Riverside Bible Camp is located 2 miles north of Story City.

The Nordic traditions of the community are evident in some of ethnic foods of the area. Popular and frequently served food items around Story City include:
- Kumla, potato dumpling made from finely cut potatoes mixed with flour, and typically served with boiled ham, ham broth, and plenty of butter.
- Lutefisk
- Kringle
- Lefse
- Krumkake
- Rosettes

==Education==
The Roland–Story Community School District operates public schools. The district was established on July 1, 1969, with the merger of the Roland and Story City school districts.

Story City is the home of the Roland–Story Senior High School.

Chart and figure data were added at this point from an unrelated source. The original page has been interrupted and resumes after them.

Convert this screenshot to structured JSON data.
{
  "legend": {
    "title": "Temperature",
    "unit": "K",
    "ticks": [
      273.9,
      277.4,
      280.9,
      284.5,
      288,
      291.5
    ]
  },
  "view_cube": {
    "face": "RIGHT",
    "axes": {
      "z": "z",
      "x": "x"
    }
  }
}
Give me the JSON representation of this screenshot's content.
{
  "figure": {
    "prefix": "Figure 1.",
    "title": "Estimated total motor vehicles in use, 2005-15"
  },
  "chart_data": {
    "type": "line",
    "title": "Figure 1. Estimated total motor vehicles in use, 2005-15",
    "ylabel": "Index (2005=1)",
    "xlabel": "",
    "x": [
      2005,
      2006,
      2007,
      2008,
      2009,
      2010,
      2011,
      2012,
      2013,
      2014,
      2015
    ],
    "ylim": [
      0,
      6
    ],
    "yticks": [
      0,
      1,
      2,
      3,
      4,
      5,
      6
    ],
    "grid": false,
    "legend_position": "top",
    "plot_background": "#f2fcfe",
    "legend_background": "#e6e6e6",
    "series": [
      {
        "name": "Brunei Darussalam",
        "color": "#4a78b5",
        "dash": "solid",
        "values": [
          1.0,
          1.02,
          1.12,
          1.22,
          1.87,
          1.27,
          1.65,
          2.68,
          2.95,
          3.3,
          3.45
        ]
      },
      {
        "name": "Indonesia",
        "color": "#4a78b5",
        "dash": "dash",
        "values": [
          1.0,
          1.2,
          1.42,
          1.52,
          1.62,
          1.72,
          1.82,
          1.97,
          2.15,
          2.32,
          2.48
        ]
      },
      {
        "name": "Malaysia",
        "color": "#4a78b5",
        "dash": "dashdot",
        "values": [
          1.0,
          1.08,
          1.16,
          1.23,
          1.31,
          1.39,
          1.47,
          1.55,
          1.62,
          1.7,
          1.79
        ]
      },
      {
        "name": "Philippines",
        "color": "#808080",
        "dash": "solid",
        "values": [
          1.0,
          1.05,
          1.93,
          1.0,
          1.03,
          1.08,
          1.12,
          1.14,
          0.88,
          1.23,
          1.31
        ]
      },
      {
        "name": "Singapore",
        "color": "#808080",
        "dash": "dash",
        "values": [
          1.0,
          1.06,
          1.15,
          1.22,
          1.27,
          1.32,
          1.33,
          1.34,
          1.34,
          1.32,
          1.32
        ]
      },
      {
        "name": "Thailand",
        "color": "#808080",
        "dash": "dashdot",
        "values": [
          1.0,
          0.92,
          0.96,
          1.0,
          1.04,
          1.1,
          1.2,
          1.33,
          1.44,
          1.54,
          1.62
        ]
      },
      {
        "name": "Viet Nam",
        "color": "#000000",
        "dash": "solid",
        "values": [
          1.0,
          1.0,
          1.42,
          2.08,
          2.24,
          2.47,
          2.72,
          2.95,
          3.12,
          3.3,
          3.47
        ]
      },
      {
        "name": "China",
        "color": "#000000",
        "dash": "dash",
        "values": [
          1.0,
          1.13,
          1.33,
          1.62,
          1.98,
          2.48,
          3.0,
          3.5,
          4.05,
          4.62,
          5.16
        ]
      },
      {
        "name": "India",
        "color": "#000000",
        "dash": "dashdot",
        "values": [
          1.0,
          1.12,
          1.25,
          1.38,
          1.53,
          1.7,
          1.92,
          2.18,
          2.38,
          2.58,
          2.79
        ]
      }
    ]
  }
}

Roland–Story High School's athletic teams are known as Norsemen and participate in Heart of Iowa conference and Iowa High School Athletic Association level 2A sports.

==Media==
Print media:
Story City Herald - weekly newspaper

Digital media:
The Rocket - digital media and streaming audio

Radio:
KHOI
KHJJ

==Notable people==
- Donald Evenson, biologist and chemist
- Zach Nunn, U.S. representative for Iowa
- Rich Olive, former Iowa State Senator
- Lars Pearson, publisher / editor-in-chief, Mad Norwegian Press (2011 Hugo Award winner)
- Marlene Perez, author
- Hank Severeid (1891–1968) Major League Baseball catcher
- Chris Taylor (1950–1979) bronze medal winner for freestyle wrestling in the 1972 Summer Olympics
- The band Radio Moscow was formed in the city.

==Popular culture==
Bill Willingham's 2012 graphic novel Fable: Werewolves of the Heartland is set entirely in Story City.